Ebbets Field was a Major League Baseball stadium in the Flatbush section of Brooklyn, New York. It is mainly known for having been the home of the Brooklyn Dodgers baseball team of the National League (1913–1957). It was also home to five professional football teams, including three NFL teams (1921–1948). Ebbets Field was demolished in 1960 and replaced by the Ebbets Field Apartments, the site's current occupant.

History

Construction
 Ebbets Field was bounded by Bedford Avenue to the east, Sullivan Place to the South, Cedar Street (renamed McKeever Place in 1932) to the west, and Montgomery Street to the north. After locating the prospective new site to build a permanent stadium to replace the old wooden Washington Park, Dodgers' owner Charles Ebbets acquired the property over several years, starting in 1908, by buying lots until he owned the entire block. 

The land included the site of a garbage dump called Pigtown, so named because of the pigs that once ate their fill there and the stench that filled the air. At the groundbreaking, the site was described as containing several old houses, shanties, goats, and tomato cans, and although the streets bordering the field were mapped, two of them had not been built yet.

Construction began on March 4, 1912. The cornerstone, a piece of Connecticut granite that held newspapers, pictures of baseball players, cards, telegrams, and almanacs, was laid on July 6, 1912. At the cornerstone-laying ceremony, Ebbets said that the ballpark was going to be ready for play on September 1, and that Brooklyn was going to win the National League pennant in 1913.

Neither of Ebbets' predictions were correct: on August 29, 1912, as the deadline drew near and it was obvious that the ballpark was not even close to being finished, it was announced that Ebbets had sold shares in the team to Stephen W. and Edward J. McKeever, who had built their fortune in contracting and were able to speed along the construction to make up for an iron workers' strike during the summer. Ebbets sold the brothers 50% of the team, which led to management troubles years later, but by early 1913, Pigtown had been transformed into Ebbets Field, where some of baseball's greatest dramas took place.

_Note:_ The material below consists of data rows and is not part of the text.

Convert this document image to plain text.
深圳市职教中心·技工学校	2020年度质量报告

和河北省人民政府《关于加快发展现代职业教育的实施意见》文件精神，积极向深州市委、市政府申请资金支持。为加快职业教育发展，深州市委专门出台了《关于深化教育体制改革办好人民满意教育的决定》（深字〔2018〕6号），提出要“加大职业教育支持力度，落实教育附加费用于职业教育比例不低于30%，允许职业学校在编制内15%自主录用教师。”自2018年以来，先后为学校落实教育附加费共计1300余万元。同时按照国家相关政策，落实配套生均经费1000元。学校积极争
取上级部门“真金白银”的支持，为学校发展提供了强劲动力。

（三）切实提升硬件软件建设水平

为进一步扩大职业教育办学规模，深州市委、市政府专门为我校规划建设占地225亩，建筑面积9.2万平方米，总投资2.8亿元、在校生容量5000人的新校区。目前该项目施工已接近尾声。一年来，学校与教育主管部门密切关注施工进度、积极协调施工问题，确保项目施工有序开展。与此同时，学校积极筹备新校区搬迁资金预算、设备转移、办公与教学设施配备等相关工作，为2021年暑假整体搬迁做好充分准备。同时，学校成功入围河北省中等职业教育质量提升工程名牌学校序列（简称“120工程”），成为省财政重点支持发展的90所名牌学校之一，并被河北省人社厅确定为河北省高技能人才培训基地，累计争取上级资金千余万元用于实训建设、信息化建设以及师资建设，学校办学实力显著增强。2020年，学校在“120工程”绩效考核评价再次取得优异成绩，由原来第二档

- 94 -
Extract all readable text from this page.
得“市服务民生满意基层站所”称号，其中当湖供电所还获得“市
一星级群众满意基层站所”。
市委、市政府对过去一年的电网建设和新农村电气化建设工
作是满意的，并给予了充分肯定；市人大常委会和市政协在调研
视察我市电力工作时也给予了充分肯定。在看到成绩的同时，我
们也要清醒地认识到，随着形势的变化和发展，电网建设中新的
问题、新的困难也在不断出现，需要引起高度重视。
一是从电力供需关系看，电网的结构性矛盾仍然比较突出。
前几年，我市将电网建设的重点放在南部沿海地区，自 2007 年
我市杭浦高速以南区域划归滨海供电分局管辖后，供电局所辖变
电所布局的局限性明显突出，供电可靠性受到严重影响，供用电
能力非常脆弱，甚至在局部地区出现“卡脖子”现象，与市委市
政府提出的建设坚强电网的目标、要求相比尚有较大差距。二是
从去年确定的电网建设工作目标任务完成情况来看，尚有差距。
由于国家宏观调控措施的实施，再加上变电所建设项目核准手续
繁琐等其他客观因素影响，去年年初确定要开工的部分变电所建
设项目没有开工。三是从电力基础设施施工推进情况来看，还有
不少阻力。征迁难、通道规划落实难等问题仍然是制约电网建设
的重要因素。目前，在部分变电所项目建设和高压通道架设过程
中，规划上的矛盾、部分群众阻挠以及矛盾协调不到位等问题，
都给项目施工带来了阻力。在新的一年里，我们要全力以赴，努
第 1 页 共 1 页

Newspaper coverage in the spring of 1913 was filled with glowing praise about the new park, calling it "A Monument to the National Game" and predicting it could last 200 years: the actual lifetime turned out to be 47 years.

Opening
The first game played was an inter-league exhibition game against the New York Yankees on April 5, 1913, played before an overcapacity of 30,000 fans, with 5,000 more who had arrived but were not able to get in. After a loss against the Yankees in another exhibition game on April 7 in front of about 1,000 fans on a very cold day, the first game that counted was played on April 9 against the Philadelphia Phillies, with Brooklyn losing, 1–0. 

When the park was opened, it was discovered that the flag, keys to the bleachers, and a press box had all been forgotten. The press box level was not added until 1929. The seating area was initially a double deck from past third base, around home plate, and all the way down the right side. There was an open, concrete bleacher stand extending the rest of the way down the third base side to the outer wall, but no seating in left field or centerfield. 

The right field wall was fairly high due to the short foul line (around ) necessitated by the street immediately beyond it, but had no screen or scoreboard at first. The ballpark was built on a sloping piece of ground. The right field wall made up the difference, as the right field corner was above street level.

As with Boston's Fenway Park and Detroit's Tiger Stadium, two ballparks that opened one year earlier than Ebbets Field, the intimate configuration prompted some baseball writers to refer to Ebbets Field as a "cigar box" or a "bandbox."

Use

Ebbets Field was the scene of some early successes, as the Dodgers, also called the "Robins" after long-time manager Wilbert Robinson, won National League championships in 1916 and 1920. The seating area was expanded in the 1920s, a boom time for baseball when many ballparks were expanded. The double deck was extended from third base around the left field corner, across left field, and into center field, allowing right-hand hitters to garner many more home runs. By the 1940s, a big scoreboard had been installed in right field, as well as a screen atop the high wall which made home runs to right field a tougher accomplishment. Additional rows of seating across left field reduced that area by about 15 feet, to the delight of right-handed sluggers.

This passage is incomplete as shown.